Rather, this is what we have onboard: “What God hath joined let no man put asunder.” … (I should think “no man” would include the participants.)
In case the meaning of this arguably abstruse phrase were to cause confusion, our Captain added: “Whosover shall put away his wife and marry another, committeth adultery against her.” And then He spelt that out, in words that would be hard to misconstrue. … (O ye bishops of Malta!)
Sin happens. This is nothing new. It has been happening for some time now; and if it’s possible to retrieve someone gone overboard, Holy Church is bound to try. She will need some cooperation from the drowning party, however. He (she, they) need to be “accompanied” back to the yacht. The sort of gooey, slobbering sympathy that proposes to follow them to some other destination will not do.
A person floundering in the water may have no clear idea what is to be done. The person trying to rescue him must have a clear idea, however. This is something I once learnt in lifeguard class.
Bad luck also happens. But you get used to it after a while. There are some things you, personally, can’t have (legs after the chomping were just one example), and the thing about things you can’t have, is that you can’t have them. So you might as well make the best of it. Better to have what’s left of you on the yacht, instead of in the water, is what I am suggesting here. (I think Christ said something similar.)

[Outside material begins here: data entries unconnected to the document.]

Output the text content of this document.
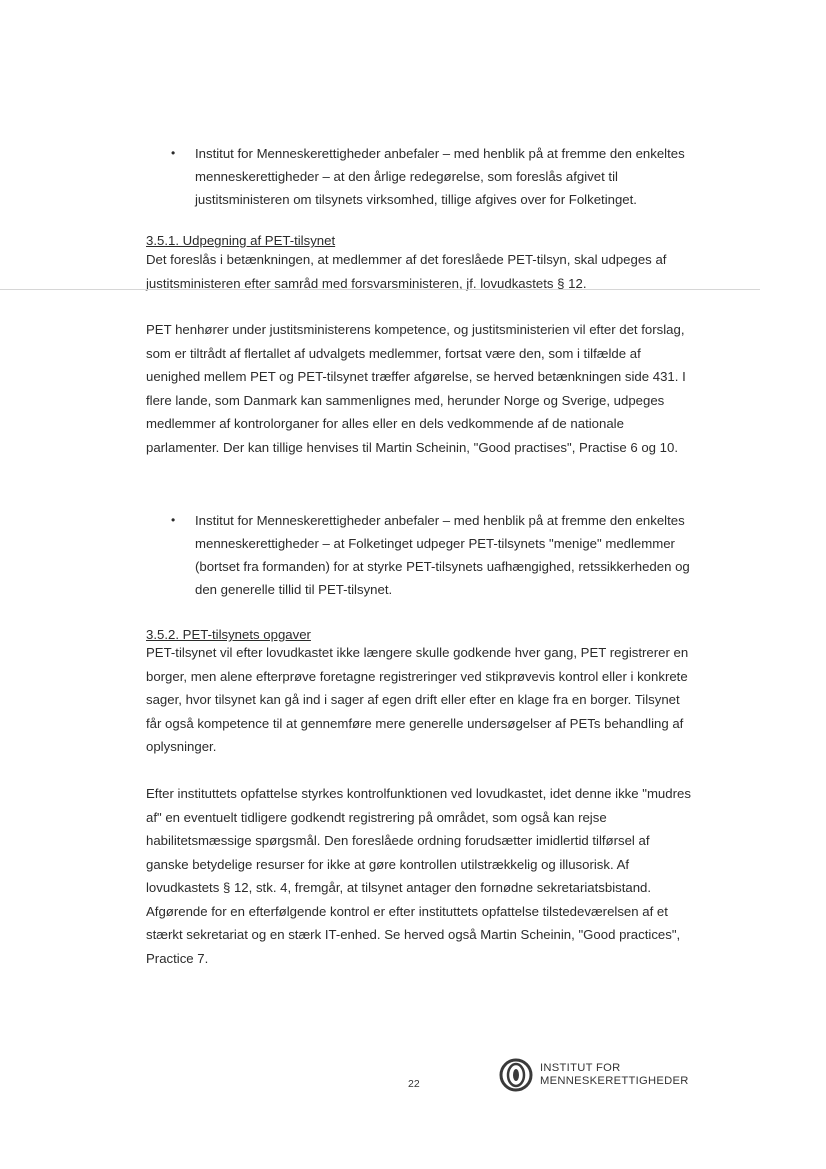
• Institut for Menneskerettigheder anbefaler – med henblik på at fremme den enkeltes menneskerettigheder – at den årlige redegørelse, som foreslås afgivet til justitsministeren om tilsynets virksomhed, tillige afgives over for Folketinget.
3.5.1. Udpegning af PET-tilsynet

Det foreslås i betænkningen, at medlemmer af det foreslåede PET-tilsyn, skal udpeges af justitsministeren efter samråd med forsvarsministeren, jf. lovudkastets § 12.

PET henhører under justitsministerens kompetence, og justitsministerien vil efter det forslag, som er tiltrådt af flertallet af udvalgets medlemmer, fortsat være den, som i tilfælde af uenighed mellem PET og PET-tilsynet træffer afgørelse, se herved betænkningen side 431. I flere lande, som Danmark kan sammenlignes med, herunder Norge og Sverige, udpeges medlemmer af kontrolorganer for alles eller en dels vedkommende af de nationale parlamenter. Der kan tillige henvises til Martin Scheinin, "Good practises", Practise 6 og 10.

• Institut for Menneskerettigheder anbefaler – med henblik på at fremme den enkeltes menneskerettigheder – at Folketinget udpeger PET-tilsynets "menige" medlemmer (bortset fra formanden) for at styrke PET-tilsynets uafhængighed, retssikkerheden og den generelle tillid til PET-tilsynet.
3.5.2. PET-tilsynets opgaver

PET-tilsynet vil efter lovudkastet ikke længere skulle godkende hver gang, PET registrerer en borger, men alene efterprøve foretagne registreringer ved stikprøvevis kontrol eller i konkrete sager, hvor tilsynet kan gå ind i sager af egen drift eller efter en klage fra en borger. Tilsynet får også kompetence til at gennemføre mere generelle undersøgelser af PETs behandling af oplysninger.

Efter instituttets opfattelse styrkes kontrolfunktionen ved lovudkastet, idet denne ikke "mudres af" en eventuelt tidligere godkendt registrering på området, som også kan rejse habilitetsmæssige spørgsmål. Den foreslåede ordning forudsætter imidlertid tilførsel af ganske betydelige resurser for ikke at gøre kontrollen utilstrækkelig og illusorisk. Af lovudkastets § 12, stk. 4, fremgår, at tilsynet antager den fornødne sekretariatsbistand. Afgørende for en efterfølgende kontrol er efter instituttets opfattelse tilstedeværelsen af et stærkt sekretariat og en stærk IT-enhed. Se herved også Martin Scheinin, "Good practices", Practice 7.

22
INSTITUT FOR
MENNESKERETTIGHEDER
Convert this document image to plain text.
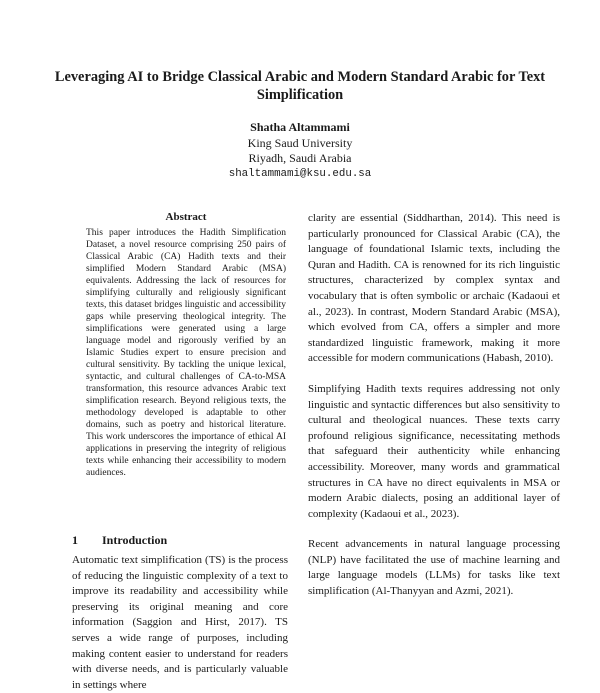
Leveraging AI to Bridge Classical Arabic and Modern Standard Arabic for Text Simplification
Shatha Altammami
King Saud University
Riyadh, Saudi Arabia
shaltammami@ksu.edu.sa
Abstract

This paper introduces the Hadith Simplification Dataset, a novel resource comprising 250 pairs of Classical Arabic (CA) Hadith texts and their simplified Modern Standard Arabic (MSA) equivalents. Addressing the lack of resources for simplifying culturally and religiously significant texts, this dataset bridges linguistic and accessibility gaps while preserving theological integrity. The simplifications were generated using a large language model and rigorously verified by an Islamic Studies expert to ensure precision and cultural sensitivity. By tackling the unique lexical, syntactic, and cultural challenges of CA-to-MSA transformation, this resource advances Arabic text simplification research. Beyond religious texts, the methodology developed is adaptable to other domains, such as poetry and historical literature. This work underscores the importance of ethical AI applications in preserving the integrity of religious texts while enhancing their accessibility to modern audiences.

1 Introduction

Automatic text simplification (TS) is the process of reducing the linguistic complexity of a text to improve its readability and accessibility while preserving its original meaning and core information (Saggion and Hirst, 2017). TS serves a wide range of purposes, including making content easier to understand for readers with diverse needs, and is particularly valuable in settings where

clarity are essential (Siddharthan, 2014). This need is particularly pronounced for Classical Arabic (CA), the language of foundational Islamic texts, including the Quran and Hadith. CA is renowned for its rich linguistic structures, characterized by complex syntax and vocabulary that is often symbolic or archaic (Kadaoui et al., 2023). In contrast, Modern Standard Arabic (MSA), which evolved from CA, offers a simpler and more standardized linguistic framework, making it more accessible for modern communications (Habash, 2010).

Simplifying Hadith texts requires addressing not only linguistic and syntactic differences but also sensitivity to cultural and theological nuances. These texts carry profound religious significance, necessitating methods that safeguard their authenticity while enhancing accessibility. Moreover, many words and grammatical structures in CA have no direct equivalents in MSA or modern Arabic dialects, posing an additional layer of complexity (Kadaoui et al., 2023).

Recent advancements in natural language processing (NLP) have facilitated the use of machine learning and large language models (LLMs) for tasks like text simplification (Al-Thanyyan and Azmi, 2021).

Yes, yes, it’s a mess, modern life. The teaching about “living as brother and sister,” offered by Saint John Paul, was for extremes. Now it is interpreted as if the hard cases were the commonplaces; to which is added, “Let’s be merciful and make it easier for them.” Let’s just allow the lady and the gentleman their death clutch, while they drown; and do this for the sake of their children, as they also go down. After all, the modern world is messy.
Verily, why do we need the yacht? Why don’t we all hop in the water, and swim wherever we want to go? For the yacht is so confining. Surely this will make everyone happier; and the sharks, too.